Fribourg researchers identify breast cancer dormancy mechanism

Scientists at the University of Fribourg have identified a molecular mechanism that keeps certain breast cancer cells dormant by stimulating the immune response, opening new therapeutic perspectives.

Researchers at the University of Fribourg have identified a molecular mechanism that helps maintain disseminated cancer cells in a dormant state by activating the immune system. The findings, published in the journal NPJ Breast Cancer, could contribute to improved management of patients with aggressive forms of breast cancer.
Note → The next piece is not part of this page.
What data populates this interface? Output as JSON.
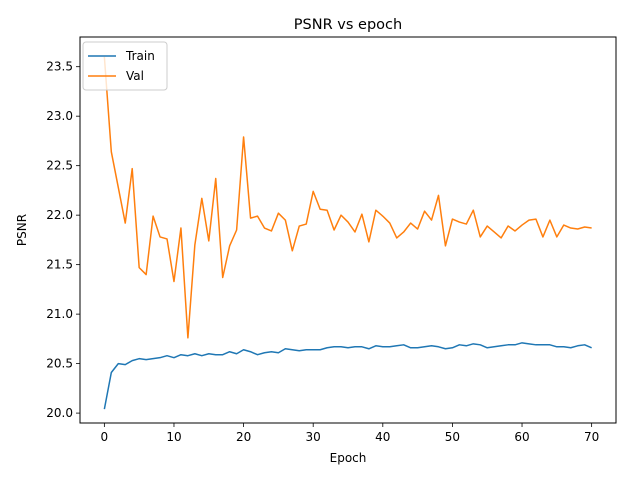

While early detection and modern therapies have significantly improved survival rates for breast cancer patients, some cases still lead to metastases that remain difficult to treat. Cancer cells that detach from the primary tumor can spread to other organs, where they either form metastases or remain dormant for years before reactivating. Understanding how this dormancy is regulated is considered critical for developing new therapeutic strategies.

The research team, led by Professor Curzio Rüegg, identified the chemokine CXCL10 as a key factor in maintaining dormancy in triple-negative breast cancer cells, a particularly aggressive subtype. Through experiments in murine models, the scientists observed that CXCL10 recruits immune cells to the tumor site, helping to suppress tumor growth. When CXCL10 or its receptor CXCR3 was blocked, immune cells failed to reach the tumor, allowing cancer cells to resume proliferation and spread.

The researchers also identified a “dormancy signature” linked to CXCL10 that can be detected in patient tumors. According to the study, patients exhibiting this signature showed, on average, a more favorable prognosis.

The discovery highlights the central role of immune signaling in controlling cancer progression and suggests that targeting the CXCL10/CXCR3 pathway could represent a promising approach for managing triple-negative breast cancer.